Let's make some noise about this bear on the go. He is officially named Growling Bear or "Brummbaer." He measures 9 cm tall and 25 cm from end to end. He is on all fours and in a natural walking position. Ted is unjointed and made from brown mohair with a tan mohair muzzle and paw pads. He has pert, perfectly proportional mohair ears and four black hand embroidered claws on each paw. His face comes to life with brown and black glass pupil eyes placed exactly on his muzzle seam and a black hand embroidered nose and mouth. He has a large but nonworking side-squeaker in his tummy area. Brummbaer was made in 17, 25, and 32 cm from 1934-1943 overall. This example is the medium sized version.

Brummbaer was "born" at a period of great uncertainty at Steiff. Starting in the mid-1930s, the effects of national geopolitical realities really began to hit Steiff and most businesses throughout Germany. As such, high quality toy making materials such as mohair and felt were becoming more expensive, and less available, due to military rationing. Local, regional, and international distribution channels began to dry up, eventually all but disappearing by the early 1940s.
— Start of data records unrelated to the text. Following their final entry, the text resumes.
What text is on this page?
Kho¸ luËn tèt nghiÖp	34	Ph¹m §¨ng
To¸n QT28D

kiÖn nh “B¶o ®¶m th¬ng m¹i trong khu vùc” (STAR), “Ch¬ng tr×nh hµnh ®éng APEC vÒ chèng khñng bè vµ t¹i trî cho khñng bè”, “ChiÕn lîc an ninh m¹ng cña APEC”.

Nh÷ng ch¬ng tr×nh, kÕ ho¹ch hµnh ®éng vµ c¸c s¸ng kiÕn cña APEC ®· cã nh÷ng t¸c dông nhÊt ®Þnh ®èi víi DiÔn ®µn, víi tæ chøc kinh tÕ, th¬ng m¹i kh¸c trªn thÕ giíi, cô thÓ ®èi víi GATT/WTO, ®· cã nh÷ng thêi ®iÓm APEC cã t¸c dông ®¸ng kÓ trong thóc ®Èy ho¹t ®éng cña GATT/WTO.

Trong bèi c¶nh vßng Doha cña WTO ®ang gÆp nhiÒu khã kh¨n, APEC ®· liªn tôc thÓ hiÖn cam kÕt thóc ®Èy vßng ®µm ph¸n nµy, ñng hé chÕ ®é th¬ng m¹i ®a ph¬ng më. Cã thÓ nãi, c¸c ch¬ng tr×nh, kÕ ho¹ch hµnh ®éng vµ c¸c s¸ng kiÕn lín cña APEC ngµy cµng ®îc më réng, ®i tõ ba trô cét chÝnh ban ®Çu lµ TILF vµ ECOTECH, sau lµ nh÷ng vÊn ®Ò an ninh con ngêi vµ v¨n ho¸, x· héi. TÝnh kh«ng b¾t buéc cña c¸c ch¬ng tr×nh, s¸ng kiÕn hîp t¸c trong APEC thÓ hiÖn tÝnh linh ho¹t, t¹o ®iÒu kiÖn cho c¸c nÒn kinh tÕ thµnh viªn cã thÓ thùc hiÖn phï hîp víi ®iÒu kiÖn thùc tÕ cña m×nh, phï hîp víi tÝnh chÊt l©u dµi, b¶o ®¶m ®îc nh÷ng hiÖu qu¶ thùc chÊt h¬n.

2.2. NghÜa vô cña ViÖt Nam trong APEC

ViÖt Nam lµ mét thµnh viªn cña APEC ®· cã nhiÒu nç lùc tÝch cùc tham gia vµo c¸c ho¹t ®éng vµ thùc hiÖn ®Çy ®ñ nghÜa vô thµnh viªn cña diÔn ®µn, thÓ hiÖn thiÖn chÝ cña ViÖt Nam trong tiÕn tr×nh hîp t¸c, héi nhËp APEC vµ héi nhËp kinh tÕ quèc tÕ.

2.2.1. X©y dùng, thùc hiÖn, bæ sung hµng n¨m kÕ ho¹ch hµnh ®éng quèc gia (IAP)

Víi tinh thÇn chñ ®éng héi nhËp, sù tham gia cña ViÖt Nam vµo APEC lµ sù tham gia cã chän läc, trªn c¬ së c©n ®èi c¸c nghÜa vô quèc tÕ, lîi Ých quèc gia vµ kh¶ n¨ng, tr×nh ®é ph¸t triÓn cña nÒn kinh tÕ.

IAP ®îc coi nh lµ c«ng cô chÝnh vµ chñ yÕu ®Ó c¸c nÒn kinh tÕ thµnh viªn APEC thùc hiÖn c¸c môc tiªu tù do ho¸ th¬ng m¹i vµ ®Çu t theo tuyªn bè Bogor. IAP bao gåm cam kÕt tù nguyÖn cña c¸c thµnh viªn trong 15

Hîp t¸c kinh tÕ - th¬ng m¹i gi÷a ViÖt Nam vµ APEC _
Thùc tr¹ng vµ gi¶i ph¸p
And the great majority of consumers did not have, or were not spending, money on discretionary playthings. So, as always, Steiff made the most of what they did have, and could control, and produced items like Brummbaer starting in the mid-1930s.

So how exactly does Brummbaer fit the mid-1930s Steiff ethos? In a nutshell, it is a great example of a well designed product strategically engineered to deliver "the max for the minimum" in terms of appearance, presentation, materials, and economy. Brummbaer's "walking" form is unusual and appealing. It is interesting how his bent limbs appear dynamic, and moving, without the item actually being jointed (which is expensive and time consuming) in any way. His interesting, eye-catching form arguably has a higher perceived "value" than a standard, static bear bear on all fours; yet from the business perspective, requires about the same amount of material and time to construct. It is also interesting to note, and probably not a coincidence, that Brummbaer was launched just as many of the company's higher end "tail moves head" animals - including a very similarly styled bear on all fours - were being phased out of the line. 

Steiffgal hopes this discussion on Steiff's prewar Brummbaer has given you a leg up on this interesting design!